3:45 p.m.: In her ruling to appoint Lynch to the post of receiver, the judge said it would be ideal to have someone with significant experience in municipal finance and bond deals. However, that's not necessary, she said.
Leadbetter said she found Lynch to be capable and willing to tackle the "very daunting job" ahead of him, based on his past leadership roles in the military and with the state.
"For the plan to go forward, we need to have a receiver," she said.
The judge reiterated that Lynch must come back to the court before selling any city assets or entering into any major contracts, according to the agreement with Unkovic when the preliminary plan was approved.
Lynch said he has been briefed on the plan, but is not intimately familiar with it yet.
He said he intends to focus on consensus building and creating an environment where stakeholders can work together to create a financially stableHarrisburg.
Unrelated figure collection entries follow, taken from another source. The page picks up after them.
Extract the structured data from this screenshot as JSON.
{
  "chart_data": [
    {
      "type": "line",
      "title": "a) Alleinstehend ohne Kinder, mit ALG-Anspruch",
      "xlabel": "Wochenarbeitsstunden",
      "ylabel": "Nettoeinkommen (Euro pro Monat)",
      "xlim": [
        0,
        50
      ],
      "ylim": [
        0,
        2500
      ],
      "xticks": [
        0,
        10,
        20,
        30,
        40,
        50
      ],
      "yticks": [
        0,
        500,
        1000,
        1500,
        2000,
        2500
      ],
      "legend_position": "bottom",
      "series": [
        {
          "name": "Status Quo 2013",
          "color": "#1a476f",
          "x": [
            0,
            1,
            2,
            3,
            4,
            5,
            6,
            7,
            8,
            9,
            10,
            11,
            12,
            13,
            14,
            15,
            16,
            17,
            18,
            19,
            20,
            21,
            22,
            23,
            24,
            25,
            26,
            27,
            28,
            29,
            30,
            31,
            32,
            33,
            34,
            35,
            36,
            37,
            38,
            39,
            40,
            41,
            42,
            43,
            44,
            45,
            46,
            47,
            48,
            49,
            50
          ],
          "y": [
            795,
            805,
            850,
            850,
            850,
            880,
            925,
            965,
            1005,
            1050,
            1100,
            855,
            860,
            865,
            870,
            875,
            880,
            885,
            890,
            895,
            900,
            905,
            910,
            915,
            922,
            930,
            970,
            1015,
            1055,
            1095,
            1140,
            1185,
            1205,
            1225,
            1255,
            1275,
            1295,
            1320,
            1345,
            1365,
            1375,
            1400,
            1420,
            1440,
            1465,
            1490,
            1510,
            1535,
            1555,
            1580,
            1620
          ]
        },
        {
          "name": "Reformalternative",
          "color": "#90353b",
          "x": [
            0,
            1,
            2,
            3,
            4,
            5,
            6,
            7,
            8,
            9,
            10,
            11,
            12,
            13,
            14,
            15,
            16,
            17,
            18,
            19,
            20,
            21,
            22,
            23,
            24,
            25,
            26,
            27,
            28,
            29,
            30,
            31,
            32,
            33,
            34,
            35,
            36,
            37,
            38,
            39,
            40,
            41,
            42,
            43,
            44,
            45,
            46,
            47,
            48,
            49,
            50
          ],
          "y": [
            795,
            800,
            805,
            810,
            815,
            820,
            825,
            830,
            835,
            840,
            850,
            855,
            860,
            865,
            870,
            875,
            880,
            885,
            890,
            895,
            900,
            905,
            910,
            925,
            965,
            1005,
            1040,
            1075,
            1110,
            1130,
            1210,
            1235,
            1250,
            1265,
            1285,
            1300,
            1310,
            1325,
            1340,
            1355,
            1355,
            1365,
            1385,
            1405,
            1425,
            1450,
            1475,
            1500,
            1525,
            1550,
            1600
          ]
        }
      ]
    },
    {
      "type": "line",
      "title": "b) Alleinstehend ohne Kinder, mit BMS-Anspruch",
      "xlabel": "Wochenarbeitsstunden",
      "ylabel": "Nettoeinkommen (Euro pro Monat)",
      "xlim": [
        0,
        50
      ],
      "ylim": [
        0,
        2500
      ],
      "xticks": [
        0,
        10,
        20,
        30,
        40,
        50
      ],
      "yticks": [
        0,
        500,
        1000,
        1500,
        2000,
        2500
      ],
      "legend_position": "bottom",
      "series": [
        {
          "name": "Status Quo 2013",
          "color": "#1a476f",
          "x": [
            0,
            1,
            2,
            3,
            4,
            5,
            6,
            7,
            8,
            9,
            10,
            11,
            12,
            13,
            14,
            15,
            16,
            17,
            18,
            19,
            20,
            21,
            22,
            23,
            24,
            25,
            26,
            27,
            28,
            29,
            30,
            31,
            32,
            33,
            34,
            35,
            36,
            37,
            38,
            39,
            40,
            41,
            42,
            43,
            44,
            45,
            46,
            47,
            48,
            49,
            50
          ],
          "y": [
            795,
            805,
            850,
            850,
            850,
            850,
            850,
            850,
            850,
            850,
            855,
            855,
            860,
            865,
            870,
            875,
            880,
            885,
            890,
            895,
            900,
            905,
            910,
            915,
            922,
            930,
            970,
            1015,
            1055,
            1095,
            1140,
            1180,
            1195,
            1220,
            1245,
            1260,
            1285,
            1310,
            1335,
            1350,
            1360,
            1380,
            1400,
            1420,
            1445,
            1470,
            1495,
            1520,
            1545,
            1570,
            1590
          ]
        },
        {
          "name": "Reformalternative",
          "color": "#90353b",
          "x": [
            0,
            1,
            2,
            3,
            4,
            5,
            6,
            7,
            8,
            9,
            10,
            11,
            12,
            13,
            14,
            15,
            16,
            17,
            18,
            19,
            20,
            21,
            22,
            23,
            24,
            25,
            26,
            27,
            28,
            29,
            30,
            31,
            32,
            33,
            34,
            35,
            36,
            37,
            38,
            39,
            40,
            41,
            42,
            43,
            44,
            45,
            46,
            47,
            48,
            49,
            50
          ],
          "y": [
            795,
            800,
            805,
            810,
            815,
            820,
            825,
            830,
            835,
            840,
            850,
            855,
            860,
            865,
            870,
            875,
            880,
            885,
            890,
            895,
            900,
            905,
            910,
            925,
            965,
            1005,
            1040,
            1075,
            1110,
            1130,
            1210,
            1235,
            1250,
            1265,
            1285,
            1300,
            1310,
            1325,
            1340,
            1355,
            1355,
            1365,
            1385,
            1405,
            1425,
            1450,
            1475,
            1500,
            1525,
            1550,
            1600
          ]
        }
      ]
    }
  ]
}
He said he always has had the ability to see the crux of the matter and convey that to others.
He said he believes patience and unquestioned integrity are the answer to the problem.
"If people trust you, they do it if the reasons are good," he said.
Commanding is easy, while leading is the difficult part, Lynch told the judge.
"It won't be my first rodeo," he said.
The new receiver added that he has been assured by Gov. Tom Corbett that he will have the support and resources he needs to get the job done and turn the capital city around.
Harrisburg City Mayor Linda D. Thompson said in a statement that she is pleased with the expeditious action Leadbetter took in approving Lynch.
“Gen. Lynch brings precisely the kind of leadership and experience that is needed at this point in the city’s fiscal recovery process," the mayor said. “I look forward to working with Mr. Lynch to continue implementation of the city’s recovery plan.”
Lynch’s annual salary will be $125,000.
2:51 p.m.: Judge Bonnie Brigance Leadbetter said she will enter an order confirming Lynch's appointment as receiver. She said she finds him capable and willing to do the job.
1:15 p.m.: Judge Bonnie Brigance Leadbetter has repeatedly said this hearing is not about the past. She wants to maintain a narrow focus which is getting a new receiver in place.
She also pointed out that this is not a civil or criminal proceeding.
City Council attorney Mark Schwartz said he wants an open process that takes into account everything that happened.
12:35 p.m.: A hearing designed to begin the process of appointing a new receiver for Harrisburg has so far focused solely on why the former fiscal overseer resigned.
David Unkovic today told Commonwealth Court Judge Bonnie Brigance Leadbetter that creditors of the debt-ridden city were undermining the asset process.
Prior to his resignation in late March, a Dauphin County judge approved a request from the county and Assured Guaranty Municipal Corp. to designate a separate receiver for the city's troubled incinerator. That order is under appeal.
"They were trying to put me into a box fairly quickly," Unkovic said.
Unkovic also said he believed he was about to be removed as receiver for a perceived lack of ability to negotiate with the creditors. He resigned before that happened.
Steven Kratz, a spokesman for the state Department of Community and Economic Development, said Unkovic had the full confidence of the department and governor.
Creditors wanted certain results and expected the receiver to go along with a state Act 47's team proposed plan for the city, which projected amounts for asset sales, Unkovic said.
Unkovic sought proposals for the assets, hoping offers would take care of the incinerator debt and annual structural deficits. That process is ongoing.
Unkovic said he saw the asset process as crucial but that creditors did not back off on litigation.
Their undermining affected the entire debt solution process, he said.
He also said he viewed a separate incinerator receiver as a creditors' receiver and felt that would have limited his ability to maneuver.
Kratz said the second receiver would have little or no effect on the advancement of the court-approved recovery plan.
"The pressures of the office were getting to him," Kratz said.
The state Department of Community and Economic Development petitioned the court to appoint retired United States Air Force Maj. Gen. William B. Lynch to the post.
The hearing began at 10:30 a.m. in Courtroom 3001 of the Pennsylvania Judicial Center in Harrisburg.
DCED Secretary C. Alan Walker filed the petition under the direction of Gov. Tom Corbett. If appointed, Lynch would replace David Unkovic, who resigned at the end of March.
Under the commonwealth's Act 47 law, Corbett is authorized to direct the DCED secretary to file a petition in the court for a newly appointed receiver when the position has become vacant.
The law requires a hearing within 15 days of a petition. A decision must be made within 60 days.
Lynch, 69, spent 40 years in the military, including serving as an air operations division director for the National Guard during operations Desert Storm and Desert Shield. He also has been Pennsylvania's adjutant general under three governors.
Harrisburg carries more than $326 million of incinerator debt, DCED spokesman Steven Kratz has said. When the city entered Act 47 in December 2010, the debt was $288 million.